Une troisième question connexe est de savoir comment gérer les futures négociations commerciales avec des tiers. Conscient des conséquences d'un éventuel retrait progressif de la loi sur la croissance et les opportunités en Afrique (AGOA) en 2025, le Kenya a déjà entamé des négociations dans le but d'établir un accord de libre-échange avec les États-Unis. Soucieux de conclure de nouveaux accords commerciaux après son départ de l'Union européenne, le Royaume-Uni se rapproche également d'un certain nombre de pays de la région. Le Kenya-États-Unis. l'accord de libre-échange a été particulièrement controversé, mais peut-être indûment: en principe, rien n'empêche les pays d'Afrique de l'Est de négocier avec des tiers. Cependant, pour les raisons exposées ci-dessus en ce qui concerne les règles d'origine, il vaut mieux éviter des approches totalement disparates des négociations avec des tiers.

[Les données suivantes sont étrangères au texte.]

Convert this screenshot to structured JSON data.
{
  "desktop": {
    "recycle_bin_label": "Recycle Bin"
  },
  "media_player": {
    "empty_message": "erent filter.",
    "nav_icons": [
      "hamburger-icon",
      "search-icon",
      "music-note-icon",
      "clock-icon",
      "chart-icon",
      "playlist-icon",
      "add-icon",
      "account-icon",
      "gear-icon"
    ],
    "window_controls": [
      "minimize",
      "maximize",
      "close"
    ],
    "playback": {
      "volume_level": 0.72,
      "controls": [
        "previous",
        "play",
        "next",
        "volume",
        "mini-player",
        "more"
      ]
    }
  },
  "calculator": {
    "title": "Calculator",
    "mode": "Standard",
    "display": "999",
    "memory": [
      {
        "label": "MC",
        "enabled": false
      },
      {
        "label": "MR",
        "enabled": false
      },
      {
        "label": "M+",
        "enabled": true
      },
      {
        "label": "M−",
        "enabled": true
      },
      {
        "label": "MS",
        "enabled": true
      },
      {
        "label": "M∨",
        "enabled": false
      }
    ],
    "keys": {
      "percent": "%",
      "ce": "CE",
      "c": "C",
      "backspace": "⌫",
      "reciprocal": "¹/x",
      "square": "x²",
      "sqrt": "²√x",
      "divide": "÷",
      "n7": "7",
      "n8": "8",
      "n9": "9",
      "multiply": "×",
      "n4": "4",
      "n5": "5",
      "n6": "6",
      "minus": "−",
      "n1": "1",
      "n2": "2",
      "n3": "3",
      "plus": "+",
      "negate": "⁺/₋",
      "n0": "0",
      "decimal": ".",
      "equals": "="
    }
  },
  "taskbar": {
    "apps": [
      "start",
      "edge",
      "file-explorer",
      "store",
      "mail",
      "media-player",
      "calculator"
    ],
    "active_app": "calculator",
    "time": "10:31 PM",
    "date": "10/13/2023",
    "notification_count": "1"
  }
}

En bref, pour aller de l'avant de manière décisive dans la mise en œuvre de la ZLECAf, l'Afrique de l'Est doit être mieux intégrée à la fois en interne et dans l'économie africaine au sens large. Cependant, il serait préférable, dans la mesure du possible, que la politique nationale soit alignée et que les blocs régionaux évoluent ensemble. En redynamisant les engagements existants, tels que ceux atteints par le COMESA et la CAE, ou ceux envisagés dans le cadre de l'Accord tripartite entre la SADC, le COMESA et la CAE, la ZLECAf fournira le cadre idéal pour atteindre cet objectif.